Pourquoi la précarité étudiante touche majoritairement les femmes

L'association Gaelis distribue des paniers-repas pour les etudiants en situation de precarite sur le campus universitaire de la Doua en décembre 2020.
L'association Gaelis distribue des paniers-repas pour les etudiants en situation de precarite sur le campus universitaire de la Doua en décembre 2020.
La pandémie du Covid-19 a aggravé la précarité dont souffrent bien des étudiant·e·s en France. Une situation financière (et sanitaire) accablante qui toucherait majoritairement les jeunes femmes, selon une nouvelle enquête détaillée de l'association solidaire Co'p1.
A lire aussi

C'est une nouvelle enquête de l'association Co'p1 - Solidarités Étudiantes, réseau d'entraide et de solidarité épaulant notamment étudiants et étudiantes à travers des distributions gratuites de denrées alimentaires et de biens de première nécessité, qui le révèle : parmi les étudiants ayant sollicité une aide alimentaire pour la première fois lors de la dernière rentrée universitaire, 67% de ces bénéficiaires seraient... des femmes.

Le rapport chiffré "Enquête sur la précarité étudiante" publié ce 26 avril souligne ainsi que même au sein de ce fléau global qu'est la précarité étudiante, des discriminations genrées subsisteraient. "Les femmes ont des dépenses que les hommes n'ont pas, notamment les protections hygiéniques", détaille à ce sujet Paul Bouscary, directeur des études de l'association et étudiant en troisième année de licence de droit à la Sorbonne.

La réalité de la précarité menstruelle dans le milieu étudiant, par exemple, est indéniable. En France, une étudiante sur 10 doit fabriquer ses propres protections, et 1 sur 20 se contenter de papier toilette.

Et la pandémie de Covid 19 n'a fait qu'exacerber cette précarité étudiante. Et notamment, du côté des jeunes femmes. "Beaucoup de jobs étudiants où les femmes étaient très représentées ne peuvent plus se pratiquer, notamment dans le social ou la restauration", développe encore l'étudiant en droit. Inquiétant.

Des inégalités à plus d'un titre

"Une femme a des dépenses beaucoup plus importantes, en raison des protections périodiques, qui coûtent particulièrement chères, mais aussi sur les produits d'hygiène en général. Quand on entend une étudiante qui nous dit qu'elle doit choisir entre les protections périodiques et se nourrir, c'est alarmant", développe à ce titre Ulysse Guttmann-Faure, membre de l'association, au micro d'Europe 1. Pas étonnant dès lors d'apprendre que près de sept bénéficiaires sur dix de ces aides alimentaires d'urgence soient de sexe féminin.

Comme le développe Le Figaro Etudiant, entre 750 et 800 étudiant·e·s bénéficieraient de colis alimentaires à Paris. Un récent questionnaire préparé par l'association d'aide aux étudiants nous apprend également que plus de 1000 d'entre elles et eux avoueraient "ne pas manger à leur faim" depuis les prémices de la rentrée universitaire. Une situation préoccupante du côté des bourses également, "beaucoup n'étant pas éligibles car les échelons sont calculés sur les salaires des parents d'avant la crise", déplore le directeur des études de Co'p1 - Solidarités Étudiantes. Une situation qui exige de tirer la sonnette d'alarme.
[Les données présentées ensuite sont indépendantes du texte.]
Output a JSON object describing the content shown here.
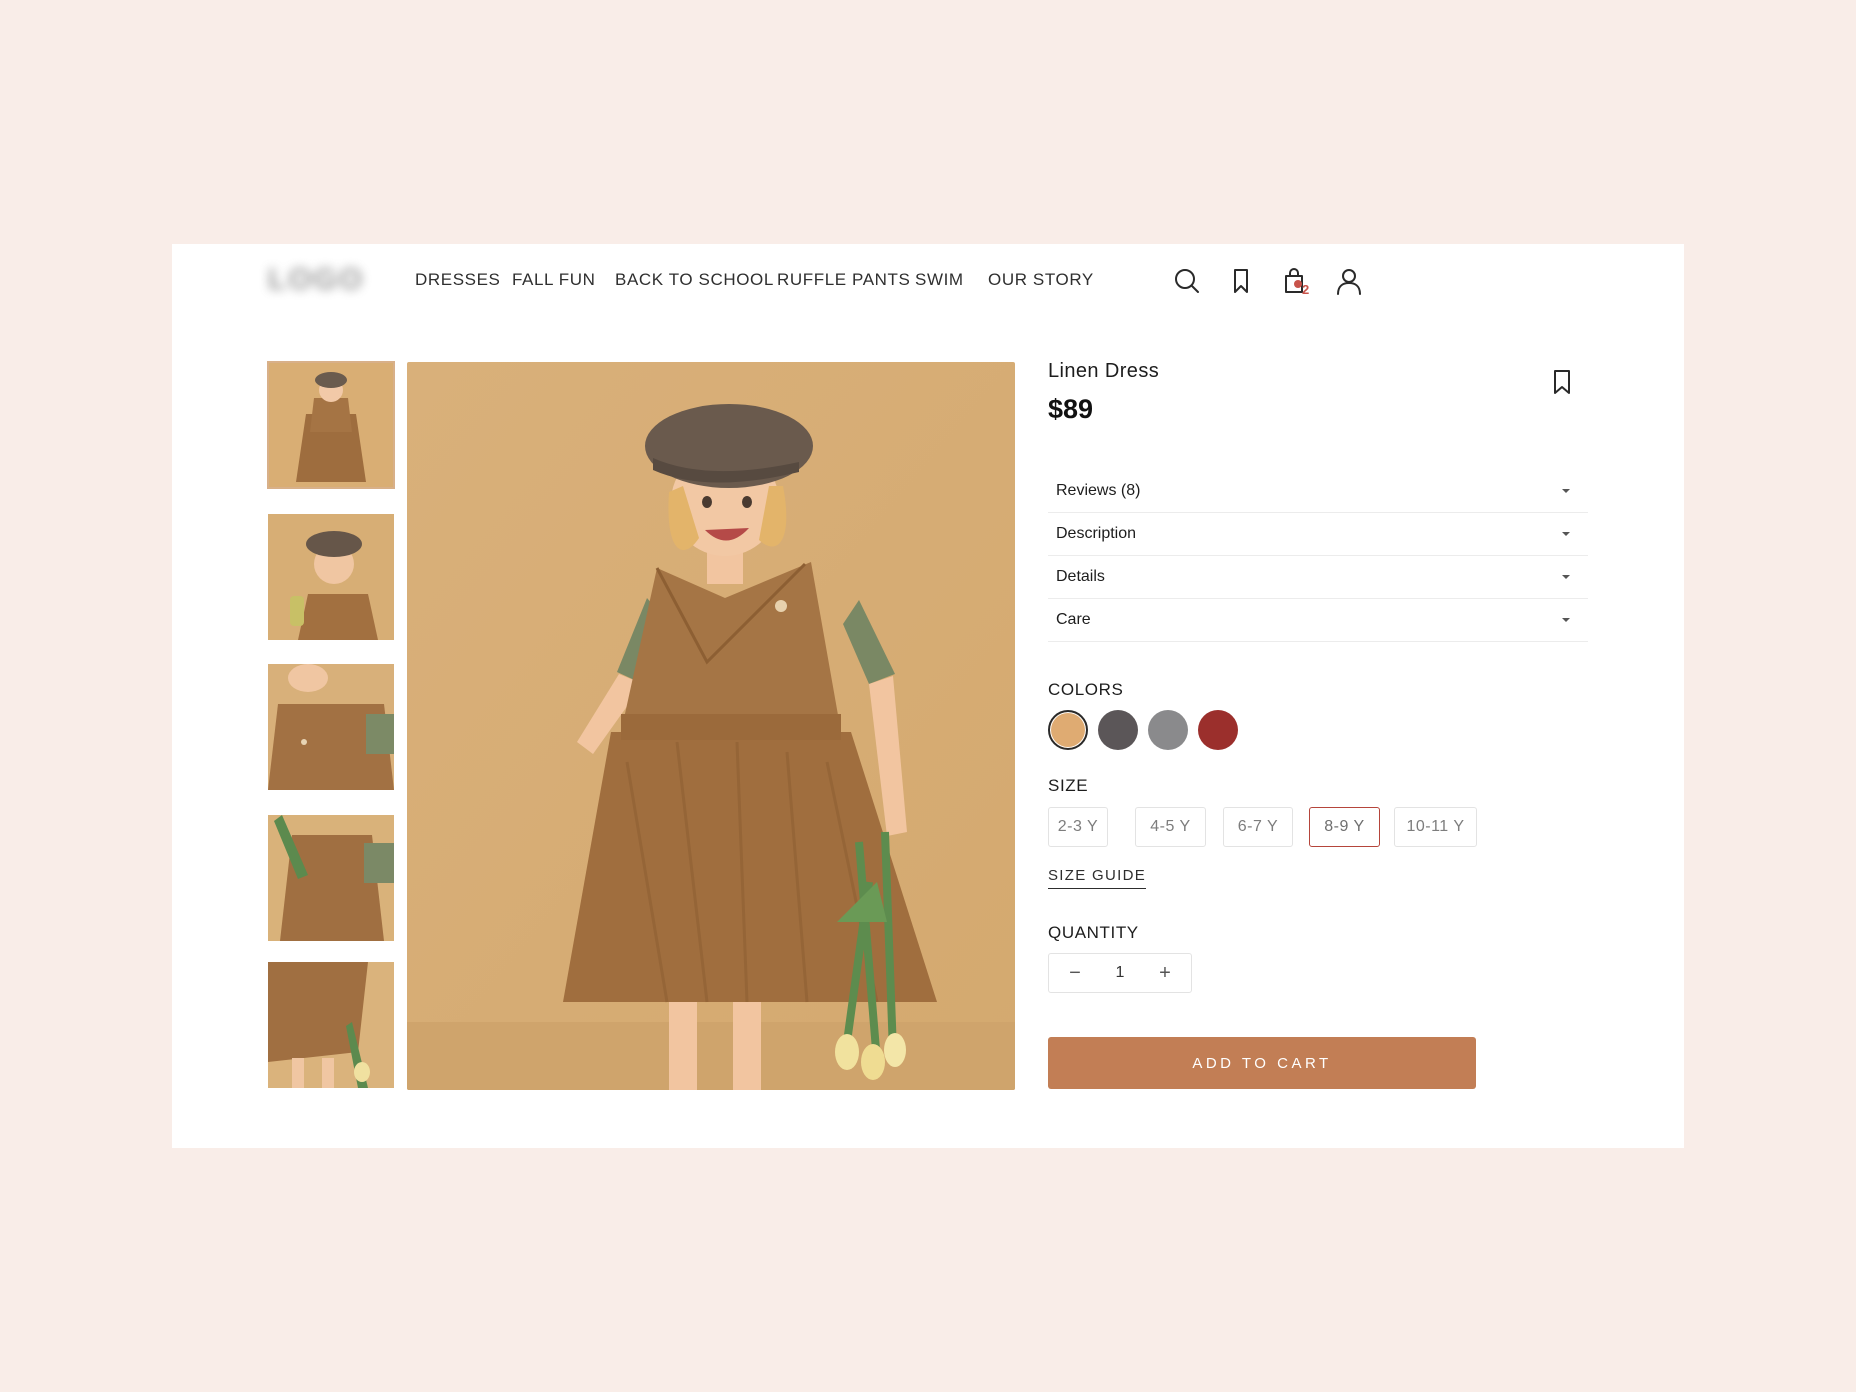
{
  "header": {
    "logo_text": "LOGO",
    "nav": [
      {
        "label": "DRESSES"
      },
      {
        "label": "FALL FUN"
      },
      {
        "label": "BACK TO SCHOOL"
      },
      {
        "label": "RUFFLE PANTS"
      },
      {
        "label": "SWIM"
      },
      {
        "label": "OUR STORY"
      }
    ],
    "icons": [
      "search-icon",
      "bookmark-icon",
      "shopping-bag-icon",
      "user-icon"
    ],
    "cart_count": "2"
  },
  "gallery": {
    "thumbnails": 5,
    "active_thumbnail": 0
  },
  "product": {
    "name": "Linen Dress",
    "price": "$89"
  },
  "accordion": [
    {
      "label": "Reviews (8)"
    },
    {
      "label": "Description"
    },
    {
      "label": "Details"
    },
    {
      "label": "Care"
    }
  ],
  "colors": {
    "label": "COLORS",
    "swatches": [
      {
        "hex": "#dfab72",
        "selected": true
      },
      {
        "hex": "#5b5658",
        "selected": false
      },
      {
        "hex": "#8a8a8c",
        "selected": false
      },
      {
        "hex": "#9b2f2c",
        "selected": false
      }
    ]
  },
  "size": {
    "label": "SIZE",
    "options": [
      {
        "label": "2-3 Y",
        "selected": false
      },
      {
        "label": "4-5 Y",
        "selected": false
      },
      {
        "label": "6-7 Y",
        "selected": false
      },
      {
        "label": "8-9 Y",
        "selected": true
      },
      {
        "label": "10-11 Y",
        "selected": false
      }
    ],
    "guide_label": "SIZE GUIDE"
  },
  "quantity": {
    "label": "QUANTITY",
    "value": "1",
    "minus": "−",
    "plus": "+"
  },
  "cta": {
    "label": "ADD TO CART",
    "color": "#c27e55"
  },
  "palette": {
    "page_bg": "#f9ede8",
    "photo_bg": "#dcb47a",
    "dress": "#a0703f"
  }
}
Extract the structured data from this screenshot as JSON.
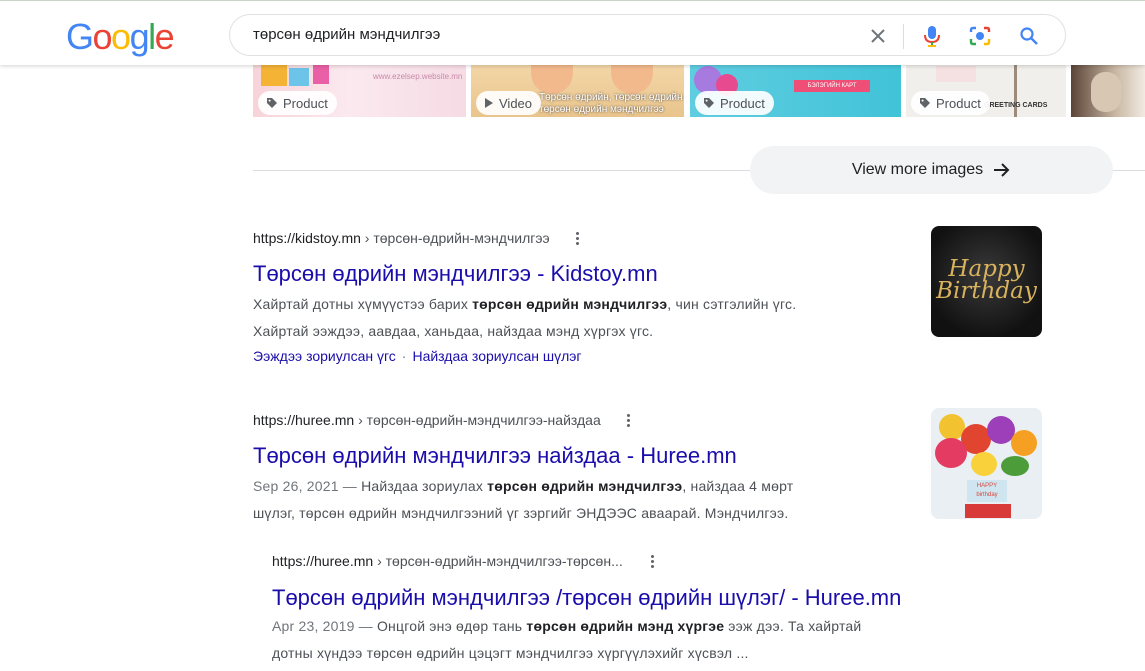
{
  "header": {
    "logo_letters": [
      "G",
      "o",
      "o",
      "g",
      "l",
      "e"
    ],
    "logo_colors": [
      "#4285F4",
      "#EA4335",
      "#FBBC05",
      "#4285F4",
      "#34A853",
      "#EA4335"
    ],
    "search_query": "төрсөн өдрийн мэндчилгээ",
    "icons": [
      "close-icon",
      "microphone-icon",
      "camera-lens-icon",
      "search-icon"
    ]
  },
  "image_strip": {
    "tiles": [
      {
        "badge": "Product",
        "icon": "tag-icon",
        "thumb_text": "www.ezelsep.website.mn"
      },
      {
        "badge": "Video",
        "icon": "play-icon",
        "thumb_text": "Төрсөн өдрийн, төрсөн өдрийн төрсөн өдрийн мэндчилгээ"
      },
      {
        "badge": "Product",
        "icon": "tag-icon",
        "thumb_text": "БЭЛЭГИЙН КАРТ"
      },
      {
        "badge": "Product",
        "icon": "tag-icon",
        "thumb_text": "GREETING CARDS"
      },
      {
        "badge": "",
        "icon": "",
        "thumb_text": ""
      }
    ],
    "view_more_label": "View more images"
  },
  "results": [
    {
      "domain": "https://kidstoy.mn",
      "crumb": "› төрсөн-өдрийн-мэндчилгээ",
      "title": "Төрсөн өдрийн мэндчилгээ - Kidstoy.mn",
      "snippet_line1_pre": "Хайртай дотны хүмүүстээ барих ",
      "snippet_line1_bold": "төрсөн өдрийн мэндчилгээ",
      "snippet_line1_post": ", чин сэтгэлийн үгс.",
      "snippet_line2": "Хайртай ээждээ, аавдаа, ханьдаа, найздаа мэнд хүргэх үгс.",
      "sitelinks": [
        "Ээждээ зориулсан үгс",
        "Найздаа зориулсан шүлэг"
      ],
      "sitelink_sep": "·",
      "thumb_text": "Happy Birthday"
    },
    {
      "domain": "https://huree.mn",
      "crumb": "› төрсөн-өдрийн-мэндчилгээ-найздаа",
      "title": "Төрсөн өдрийн мэндчилгээ найздаа - Huree.mn",
      "date": "Sep 26, 2021",
      "dash": " — ",
      "snippet_line1_pre": "Найздаа зориулах ",
      "snippet_line1_bold": "төрсөн өдрийн мэндчилгээ",
      "snippet_line1_post": ", найздаа 4 мөрт",
      "snippet_line2": "шүлэг, төрсөн өдрийн мэндчилгээний үг зэргийг ЭНДЭЭС аваарай. Мэндчилгээ.",
      "thumb_text": "HAPPY birthday"
    },
    {
      "domain": "https://huree.mn",
      "crumb": "› төрсөн-өдрийн-мэндчилгээ-төрсөн...",
      "title": "Төрсөн өдрийн мэндчилгээ /төрсөн өдрийн шүлэг/ - Huree.mn",
      "date": "Apr 23, 2019",
      "dash": " — ",
      "snippet_line1_pre": "Онцгой энэ өдөр тань ",
      "snippet_line1_bold": "төрсөн өдрийн мэнд хүргэе",
      "snippet_line1_post": " ээж дээ. Та хайртай",
      "snippet_line2": "дотны хүндээ төрсөн өдрийн цэцэгт мэндчилгээ хүргүүлэхийг хүсвэл ..."
    }
  ]
}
D'autant plus que par-delà la précarité financière (exacerbée par la mise sur pause de bien des jobs étudiant depuis l'an dernier), ce sont également les difficultés d'accès aux soins et la détresse psychologique indéniable des étudiants et étudiantes qui sont mises sur le tapis. 76% des étudiants interrogés dans le cadre de cette nouvelle enquête affirment effectivement être "préoccupés, tourmentés ou anxieux" depuis le début de la pandémie. Un chiffre colossal.